Airlines battle for control of Asean skies

Intense competition from new players, a struggling national carrier and the volatile political climate are hitting Thailand's aviation sector, says an expert.

With Asean economic integration arriving next year, time lost now could be critical for the Thai industry, said Frost & Sullivan aerospace and defence consultant Ravi Madavaram.

The imminent Asean Economic Community has triggered a mad rush by airlines to reach major regional markets _ Indonesia, Singapore, Thailand, Malaysia, Vietnam and the Philippines.

Mr Madavaram said Nok Air is the only major low-cost carrier (LCC) that was founded in Thailand.

"Indonesia has Lion Air, Singapore has Tiger Air, Malaysia has AirAsia and the Philippines has Cebu Pacific. This lack of home-grown LCCs has left the market open for LCCs from elsewhere," he said.

AirAsia has had a presence in Thailand for a decade, almost for as long as Nok Air, but AirAsia has been the dominant player in the region and Nok Air has limited itself to competing in Thailand.

The recent entry of Lion Air, Thai Airways' internal challenges, Bangkok Airways' growth plans, the launch of NokScoot and AirAsia X's entry mean airlines face challenging times this year.

"AirAsia is expected to see immense competition in the regional LCC market from Lion.

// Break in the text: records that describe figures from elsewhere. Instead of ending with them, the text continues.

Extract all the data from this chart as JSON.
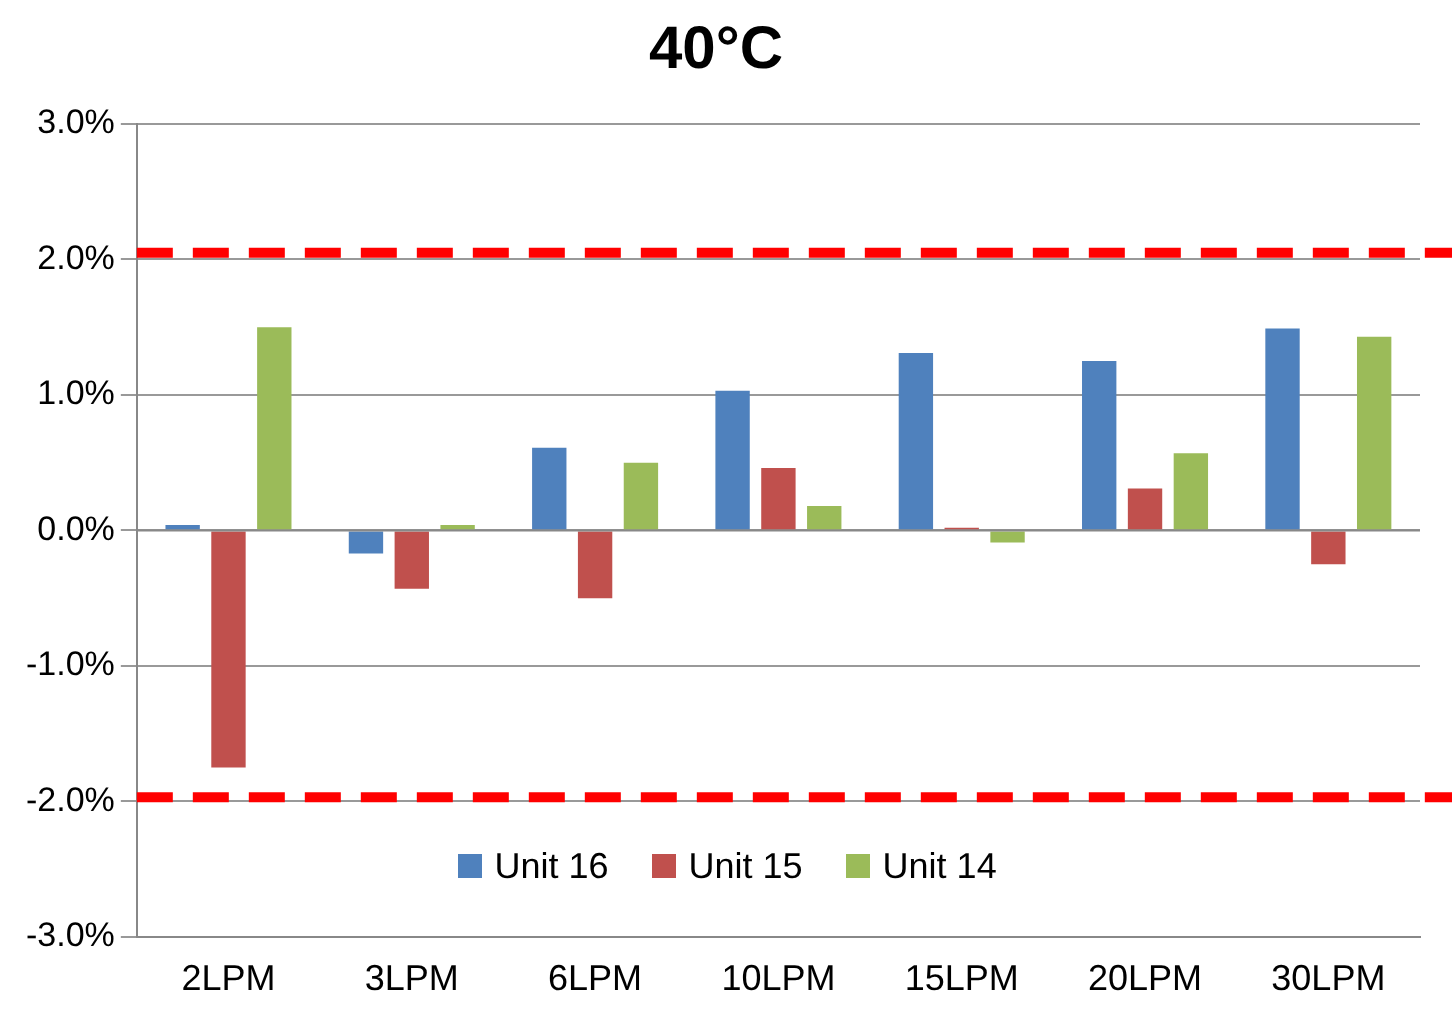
{
  "chart_data": {
    "type": "bar",
    "title": "40°C",
    "categories": [
      "2LPM",
      "3LPM",
      "6LPM",
      "10LPM",
      "15LPM",
      "20LPM",
      "30LPM"
    ],
    "series": [
      {
        "name": "Unit 16",
        "color": "#4f81bd",
        "values": [
          0.04,
          -0.17,
          0.61,
          1.03,
          1.31,
          1.25,
          1.49
        ]
      },
      {
        "name": "Unit 15",
        "color": "#c0504d",
        "values": [
          -1.75,
          -0.43,
          -0.5,
          0.46,
          0.02,
          0.31,
          -0.25
        ]
      },
      {
        "name": "Unit 14",
        "color": "#9bbb59",
        "values": [
          1.5,
          0.04,
          0.5,
          0.18,
          -0.09,
          0.57,
          1.43
        ]
      }
    ],
    "ylim": [
      -3,
      3
    ],
    "yticks": [
      {
        "value": -3,
        "label": "-3.0%"
      },
      {
        "value": -2,
        "label": "-2.0%"
      },
      {
        "value": -1,
        "label": "-1.0%"
      },
      {
        "value": 0,
        "label": "0.0%"
      },
      {
        "value": 1,
        "label": "1.0%"
      },
      {
        "value": 2,
        "label": "2.0%"
      },
      {
        "value": 3,
        "label": "3.0%"
      }
    ],
    "ref_lines": [
      {
        "axis": "y",
        "value": 2.05,
        "color": "#ff0000",
        "line_style": "dashed"
      },
      {
        "axis": "y",
        "value": -1.97,
        "color": "#ff0000",
        "line_style": "dashed"
      }
    ],
    "grid": "y",
    "legend": "bottom"
  }
}
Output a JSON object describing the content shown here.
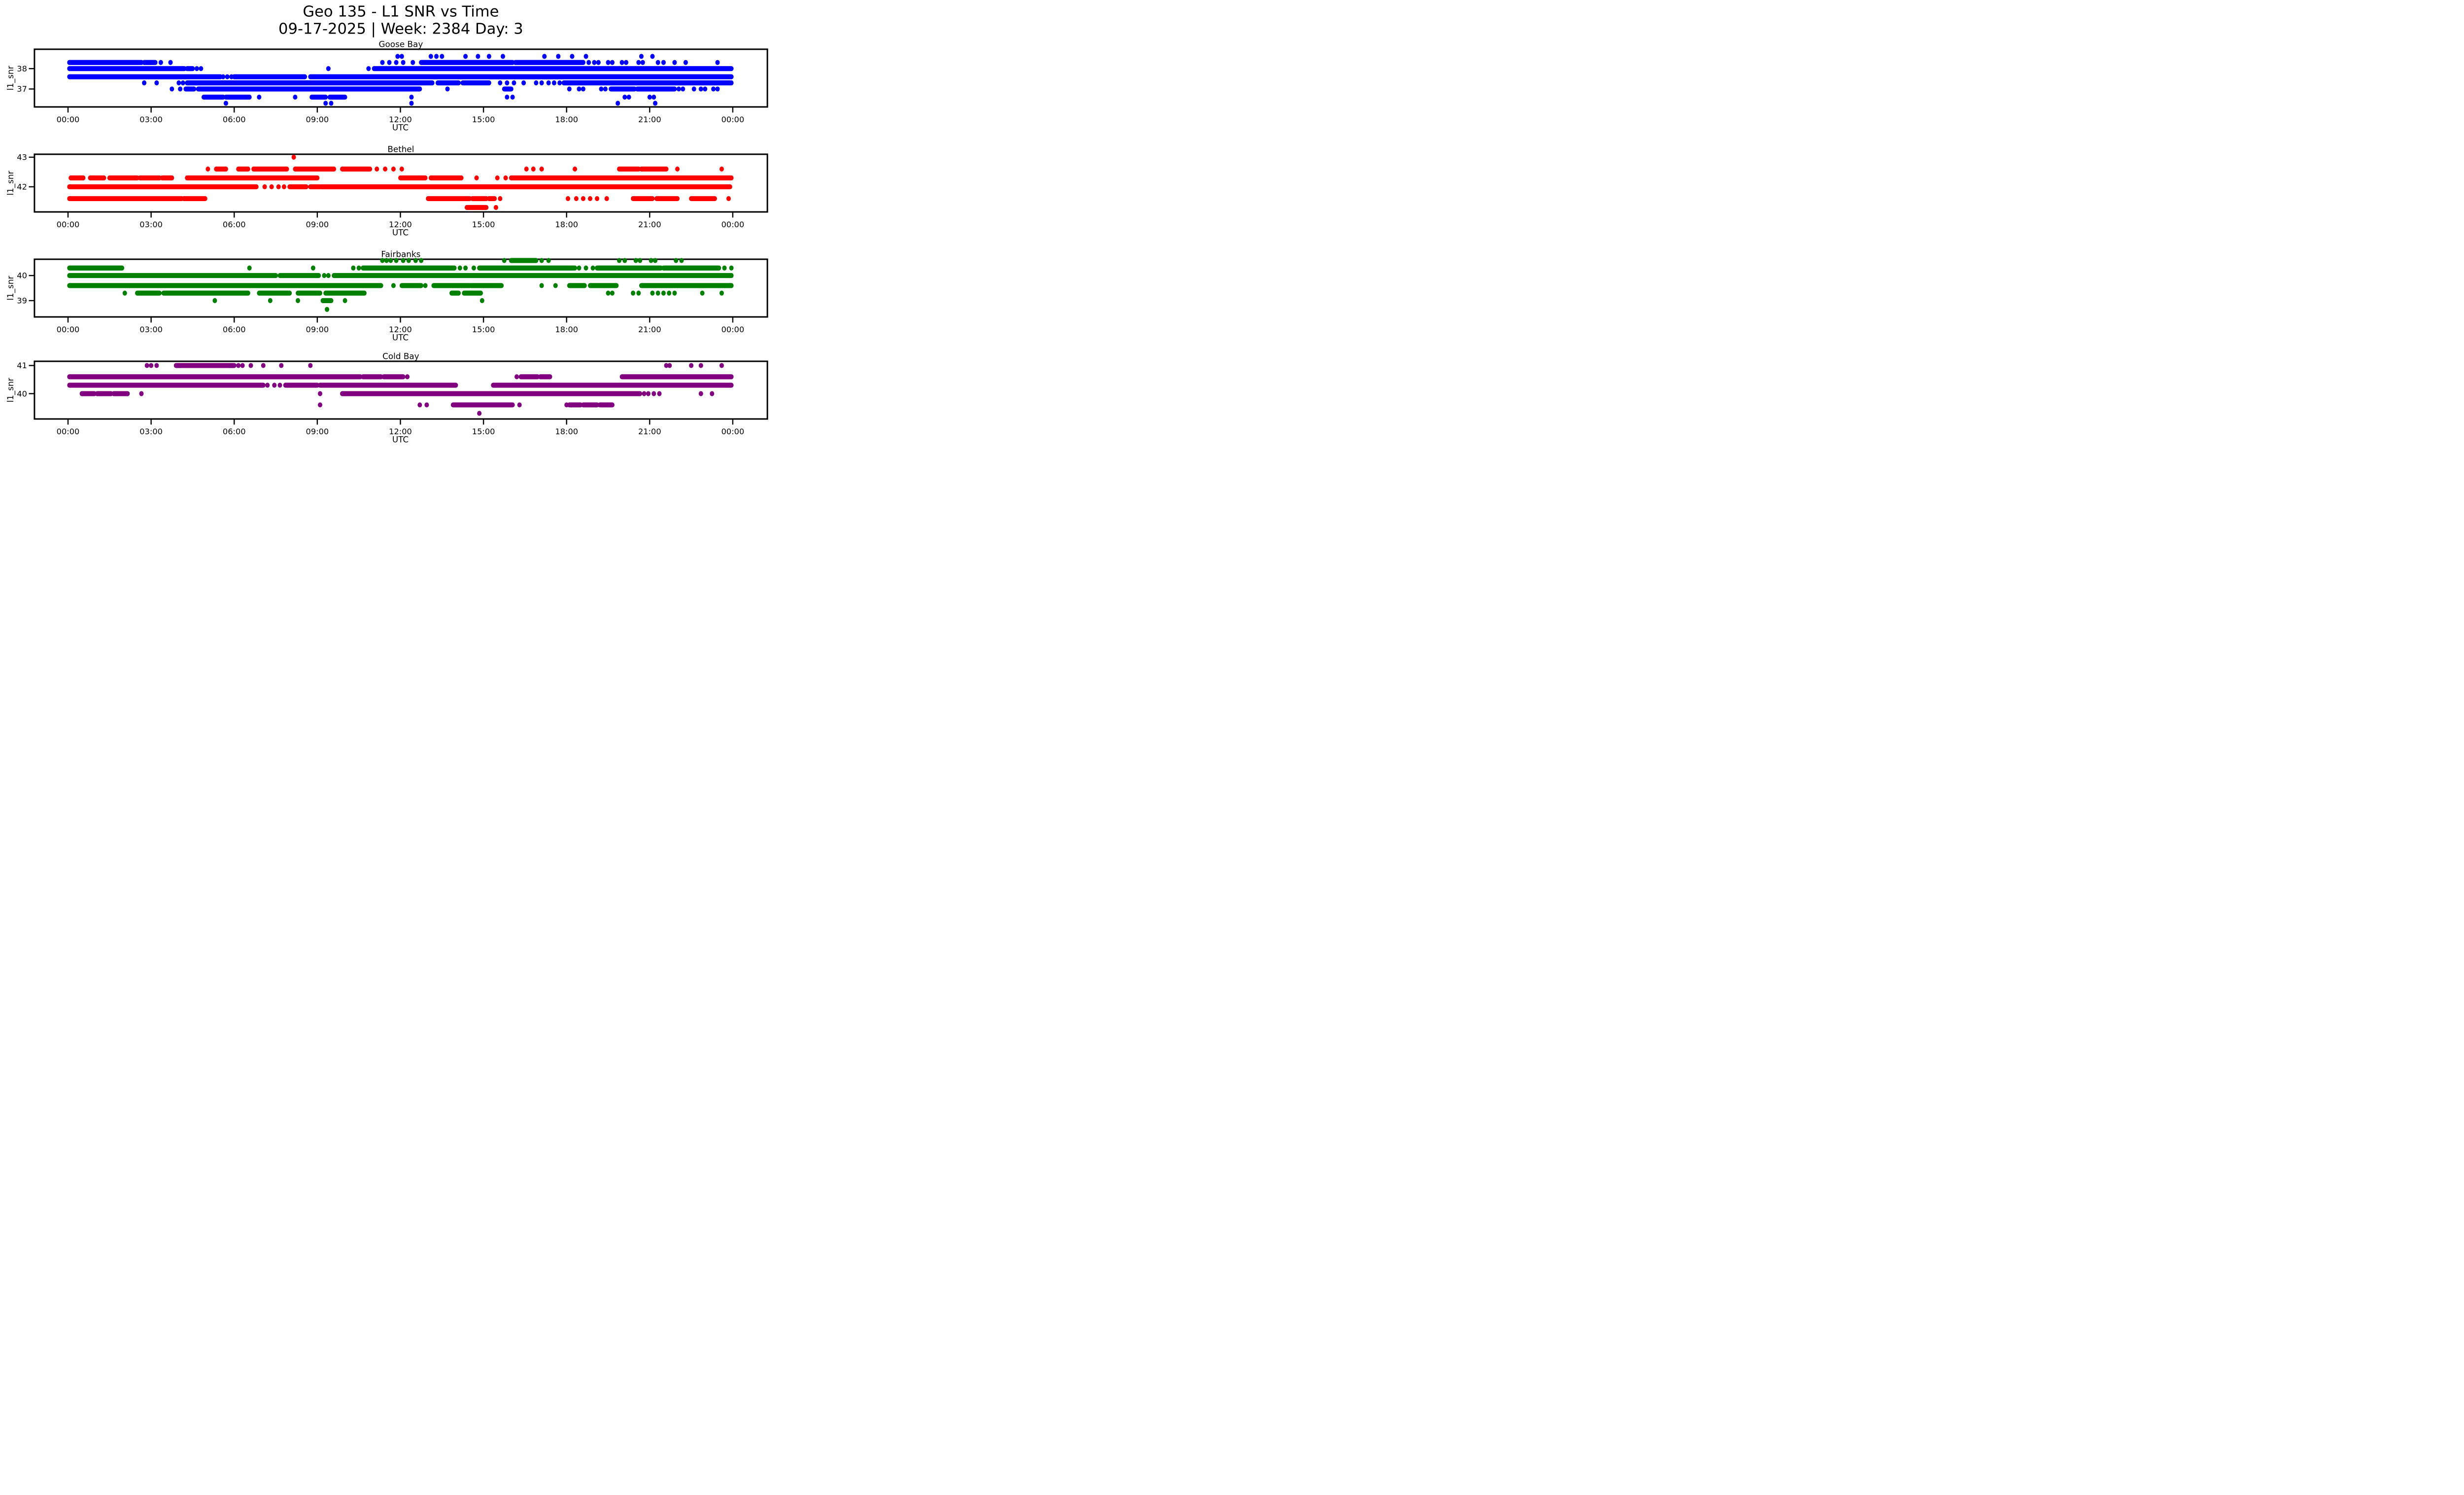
{
  "figure": {
    "suptitle_line1": "Geo 135 - L1 SNR vs Time",
    "suptitle_line2": "09-17-2025 | Week: 2384 Day: 3",
    "background": "#ffffff"
  },
  "chart_data": [
    {
      "type": "scatter",
      "title": "Goose Bay",
      "color": "#0000ff",
      "marker": "circle",
      "xlabel": "UTC",
      "ylabel": "l1_snr",
      "grid": false,
      "legend": "none",
      "x_ticks": [
        "00:00",
        "03:00",
        "06:00",
        "09:00",
        "12:00",
        "15:00",
        "18:00",
        "21:00",
        "00:00"
      ],
      "x_tick_hours": [
        0,
        3,
        6,
        9,
        12,
        15,
        18,
        21,
        24
      ],
      "y_ticks": [
        "38",
        "37"
      ],
      "y_tick_values": [
        38,
        37
      ],
      "ylim": [
        36.12,
        38.95
      ],
      "xlim_hours": [
        -1.2,
        25.25
      ],
      "bands": [
        {
          "snr": 38.6,
          "runs": [],
          "dots": [
            11.9,
            12.05,
            13.1,
            13.3,
            13.5,
            14.35,
            14.8,
            15.2,
            15.7,
            17.2,
            17.7,
            18.2,
            18.7,
            20.7,
            21.1
          ]
        },
        {
          "snr": 38.3,
          "runs": [
            [
              0.05,
              2.65
            ],
            [
              2.75,
              3.15
            ],
            [
              12.75,
              16.05
            ],
            [
              16.15,
              18.6
            ]
          ],
          "dots": [
            3.35,
            3.7,
            11.35,
            11.6,
            11.85,
            12.1,
            12.45,
            18.8,
            19.0,
            19.15,
            19.5,
            19.65,
            20.0,
            20.15,
            20.6,
            20.75,
            21.3,
            21.5,
            21.9,
            22.3,
            23.45
          ]
        },
        {
          "snr": 38.0,
          "runs": [
            [
              0.05,
              4.2
            ],
            [
              4.3,
              4.5
            ],
            [
              11.05,
              23.95
            ]
          ],
          "dots": [
            4.65,
            4.8,
            9.4,
            10.85
          ]
        },
        {
          "snr": 37.6,
          "runs": [
            [
              0.05,
              5.5
            ],
            [
              6.0,
              8.55
            ],
            [
              8.75,
              23.95
            ]
          ],
          "dots": [
            5.6,
            5.75,
            5.9
          ]
        },
        {
          "snr": 37.3,
          "runs": [
            [
              4.3,
              13.15
            ],
            [
              13.35,
              14.1
            ],
            [
              14.25,
              15.2
            ],
            [
              17.9,
              23.95
            ]
          ],
          "dots": [
            2.75,
            3.2,
            4.0,
            4.15,
            15.6,
            15.85,
            16.1,
            16.45,
            16.9,
            17.1,
            17.35,
            17.55,
            17.75
          ]
        },
        {
          "snr": 37.0,
          "runs": [
            [
              4.25,
              4.55
            ],
            [
              4.7,
              12.7
            ],
            [
              15.75,
              16.0
            ],
            [
              19.6,
              20.45
            ],
            [
              20.55,
              21.9
            ]
          ],
          "dots": [
            3.75,
            4.05,
            13.7,
            18.1,
            18.45,
            18.6,
            19.25,
            19.4,
            22.05,
            22.2,
            22.6,
            22.85,
            23.0,
            23.3,
            23.45
          ]
        },
        {
          "snr": 36.6,
          "runs": [
            [
              4.9,
              5.6
            ],
            [
              5.7,
              6.55
            ],
            [
              8.8,
              9.3
            ],
            [
              9.45,
              10.0
            ]
          ],
          "dots": [
            6.9,
            8.2,
            12.4,
            15.85,
            16.05,
            20.1,
            20.25,
            21.0,
            21.15
          ]
        },
        {
          "snr": 36.3,
          "runs": [],
          "dots": [
            5.7,
            9.3,
            9.5,
            12.4,
            19.85,
            21.2
          ]
        }
      ]
    },
    {
      "type": "scatter",
      "title": "Bethel",
      "color": "#ff0000",
      "marker": "circle",
      "xlabel": "UTC",
      "ylabel": "l1_snr",
      "grid": false,
      "legend": "none",
      "x_ticks": [
        "00:00",
        "03:00",
        "06:00",
        "09:00",
        "12:00",
        "15:00",
        "18:00",
        "21:00",
        "00:00"
      ],
      "x_tick_hours": [
        0,
        3,
        6,
        9,
        12,
        15,
        18,
        21,
        24
      ],
      "y_ticks": [
        "43",
        "42"
      ],
      "y_tick_values": [
        43,
        42
      ],
      "ylim": [
        41.15,
        43.1
      ],
      "xlim_hours": [
        -1.2,
        25.25
      ],
      "bands": [
        {
          "snr": 43.0,
          "runs": [],
          "dots": [
            8.15
          ]
        },
        {
          "snr": 42.6,
          "runs": [
            [
              5.35,
              5.7
            ],
            [
              6.15,
              6.5
            ],
            [
              6.7,
              7.9
            ],
            [
              8.2,
              9.6
            ],
            [
              9.9,
              10.9
            ],
            [
              19.9,
              20.6
            ],
            [
              20.7,
              21.6
            ]
          ],
          "dots": [
            5.05,
            11.15,
            11.45,
            11.75,
            12.05,
            16.55,
            16.8,
            17.1,
            18.3,
            22.0,
            23.6
          ]
        },
        {
          "snr": 42.3,
          "runs": [
            [
              0.1,
              0.55
            ],
            [
              0.8,
              1.3
            ],
            [
              1.5,
              2.5
            ],
            [
              2.6,
              3.3
            ],
            [
              3.4,
              3.75
            ],
            [
              4.3,
              9.0
            ],
            [
              12.0,
              12.9
            ],
            [
              13.1,
              14.2
            ],
            [
              16.0,
              23.95
            ]
          ],
          "dots": [
            14.75,
            15.5,
            15.8
          ]
        },
        {
          "snr": 42.0,
          "runs": [
            [
              0.05,
              6.8
            ],
            [
              8.0,
              8.6
            ],
            [
              8.75,
              9.1
            ],
            [
              9.15,
              23.9
            ]
          ],
          "dots": [
            7.1,
            7.35,
            7.6,
            7.8
          ]
        },
        {
          "snr": 41.6,
          "runs": [
            [
              0.05,
              4.1
            ],
            [
              4.18,
              4.95
            ],
            [
              13.0,
              14.5
            ],
            [
              14.6,
              15.1
            ],
            [
              15.2,
              15.4
            ],
            [
              20.4,
              21.1
            ],
            [
              21.25,
              22.0
            ],
            [
              22.5,
              23.35
            ]
          ],
          "dots": [
            15.6,
            18.05,
            18.35,
            18.6,
            18.85,
            19.1,
            19.45,
            23.85
          ]
        },
        {
          "snr": 41.3,
          "runs": [
            [
              14.4,
              15.1
            ]
          ],
          "dots": [
            15.45
          ]
        }
      ]
    },
    {
      "type": "scatter",
      "title": "Fairbanks",
      "color": "#008000",
      "marker": "circle",
      "xlabel": "UTC",
      "ylabel": "l1_snr",
      "grid": false,
      "legend": "none",
      "x_ticks": [
        "00:00",
        "03:00",
        "06:00",
        "09:00",
        "12:00",
        "15:00",
        "18:00",
        "21:00",
        "00:00"
      ],
      "x_tick_hours": [
        0,
        3,
        6,
        9,
        12,
        15,
        18,
        21,
        24
      ],
      "y_ticks": [
        "40",
        "39"
      ],
      "y_tick_values": [
        40,
        39
      ],
      "ylim": [
        38.35,
        40.65
      ],
      "xlim_hours": [
        -1.2,
        25.25
      ],
      "bands": [
        {
          "snr": 40.6,
          "runs": [
            [
              16.0,
              16.9
            ]
          ],
          "dots": [
            11.35,
            11.5,
            11.65,
            11.85,
            12.1,
            12.3,
            12.55,
            12.75,
            15.75,
            17.1,
            17.35,
            19.9,
            20.1,
            20.5,
            20.65,
            21.05,
            21.2,
            21.95,
            22.15
          ]
        },
        {
          "snr": 40.3,
          "runs": [
            [
              0.05,
              1.95
            ],
            [
              10.65,
              13.95
            ],
            [
              14.85,
              18.3
            ],
            [
              19.1,
              21.4
            ],
            [
              21.5,
              23.5
            ]
          ],
          "dots": [
            6.55,
            8.85,
            10.3,
            10.5,
            14.15,
            14.35,
            14.65,
            18.45,
            18.7,
            18.95,
            23.7,
            23.95
          ]
        },
        {
          "snr": 40.0,
          "runs": [
            [
              0.05,
              7.5
            ],
            [
              7.65,
              9.05
            ],
            [
              9.6,
              23.95
            ]
          ],
          "dots": [
            9.25,
            9.4
          ]
        },
        {
          "snr": 39.6,
          "runs": [
            [
              0.05,
              11.3
            ],
            [
              12.05,
              12.75
            ],
            [
              13.2,
              14.5
            ],
            [
              14.55,
              15.65
            ],
            [
              18.1,
              18.65
            ],
            [
              18.85,
              19.8
            ],
            [
              20.7,
              23.95
            ]
          ],
          "dots": [
            11.75,
            12.9,
            17.1,
            17.6
          ]
        },
        {
          "snr": 39.3,
          "runs": [
            [
              2.5,
              3.3
            ],
            [
              3.45,
              6.5
            ],
            [
              6.9,
              8.0
            ],
            [
              8.3,
              9.1
            ],
            [
              9.3,
              10.7
            ],
            [
              13.85,
              14.1
            ],
            [
              14.3,
              14.9
            ]
          ],
          "dots": [
            2.05,
            19.5,
            19.65,
            20.4,
            20.6,
            21.1,
            21.3,
            21.5,
            21.7,
            21.9,
            22.9,
            23.6
          ]
        },
        {
          "snr": 39.0,
          "runs": [
            [
              9.2,
              9.5
            ]
          ],
          "dots": [
            5.3,
            7.3,
            8.3,
            10.0,
            14.95
          ]
        },
        {
          "snr": 38.65,
          "runs": [],
          "dots": [
            9.35
          ]
        }
      ]
    },
    {
      "type": "scatter",
      "title": "Cold Bay",
      "color": "#800080",
      "marker": "circle",
      "xlabel": "UTC",
      "ylabel": "l1_snr",
      "grid": false,
      "legend": "none",
      "x_ticks": [
        "00:00",
        "03:00",
        "06:00",
        "09:00",
        "12:00",
        "15:00",
        "18:00",
        "21:00",
        "00:00"
      ],
      "x_tick_hours": [
        0,
        3,
        6,
        9,
        12,
        15,
        18,
        21,
        24
      ],
      "y_ticks": [
        "41",
        "40"
      ],
      "y_tick_values": [
        41,
        40
      ],
      "ylim": [
        39.1,
        41.15
      ],
      "xlim_hours": [
        -1.2,
        25.25
      ],
      "bands": [
        {
          "snr": 41.0,
          "runs": [
            [
              3.9,
              6.0
            ]
          ],
          "dots": [
            2.85,
            3.0,
            3.2,
            6.15,
            6.3,
            6.6,
            7.05,
            7.7,
            8.75,
            21.6,
            21.72,
            22.5,
            22.85,
            23.6
          ]
        },
        {
          "snr": 40.6,
          "runs": [
            [
              0.05,
              10.55
            ],
            [
              10.65,
              11.3
            ],
            [
              11.4,
              12.1
            ],
            [
              16.35,
              16.95
            ],
            [
              17.05,
              17.4
            ],
            [
              20.0,
              23.95
            ]
          ],
          "dots": [
            12.25,
            16.2
          ]
        },
        {
          "snr": 40.3,
          "runs": [
            [
              0.05,
              7.05
            ],
            [
              7.85,
              9.0
            ],
            [
              9.1,
              14.0
            ],
            [
              15.35,
              23.95
            ]
          ],
          "dots": [
            7.2,
            7.45,
            7.65
          ]
        },
        {
          "snr": 40.0,
          "runs": [
            [
              0.5,
              0.95
            ],
            [
              1.05,
              1.55
            ],
            [
              1.65,
              2.15
            ],
            [
              9.9,
              20.65
            ]
          ],
          "dots": [
            2.65,
            9.1,
            20.8,
            20.95,
            21.15,
            21.35,
            22.85,
            23.25
          ]
        },
        {
          "snr": 39.6,
          "runs": [
            [
              13.9,
              16.05
            ],
            [
              18.1,
              18.5
            ],
            [
              18.6,
              19.1
            ],
            [
              19.2,
              19.65
            ]
          ],
          "dots": [
            9.1,
            12.7,
            12.95,
            16.3,
            18.0
          ]
        },
        {
          "snr": 39.3,
          "runs": [],
          "dots": [
            14.85
          ]
        }
      ]
    }
  ]
}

NokScoot will compete with AirAsia X. Nok Air will see domestic LCC competition from AirAsia and Lion Air," Mr Madavaram said.

"Even though Thai Airways focuses on the long-haul, full-service market, it will have a challenging 2014 due to its cost structure, top management issues and increased competition from Middle East airlines."

With so much seat capacity being added to the market, yields will fall significantly on all routes. Price wars will be prevalent throughout the year as airlines seek to gain market share.

Nok Air and NokScoot are expected to take a hit as they will be slower to respond to the market than AirAsia and Lion Air, Mr Madavaram said.

But the main battle will be in Thailand between Thai AirAsia and Thai Lion before they move to the bigger platform of Asean.

Mr Madavaram said the only absent player in this market is Tiger Air.

Tiger Air formed alliances with Cebu Pacific in the Philippines, Mandala Airlines in Indonesia and SpiceJet in Indonesia, but the lack of home-grown LCCs in Thailand limited the options that Tiger could explore.

"With the political unrest, air travel demand is expected to decrease, which will only intensify market concentration. Whatever the strategies of different airlines, 2014 is going to be an interesting year for aviation in Thailand," he said.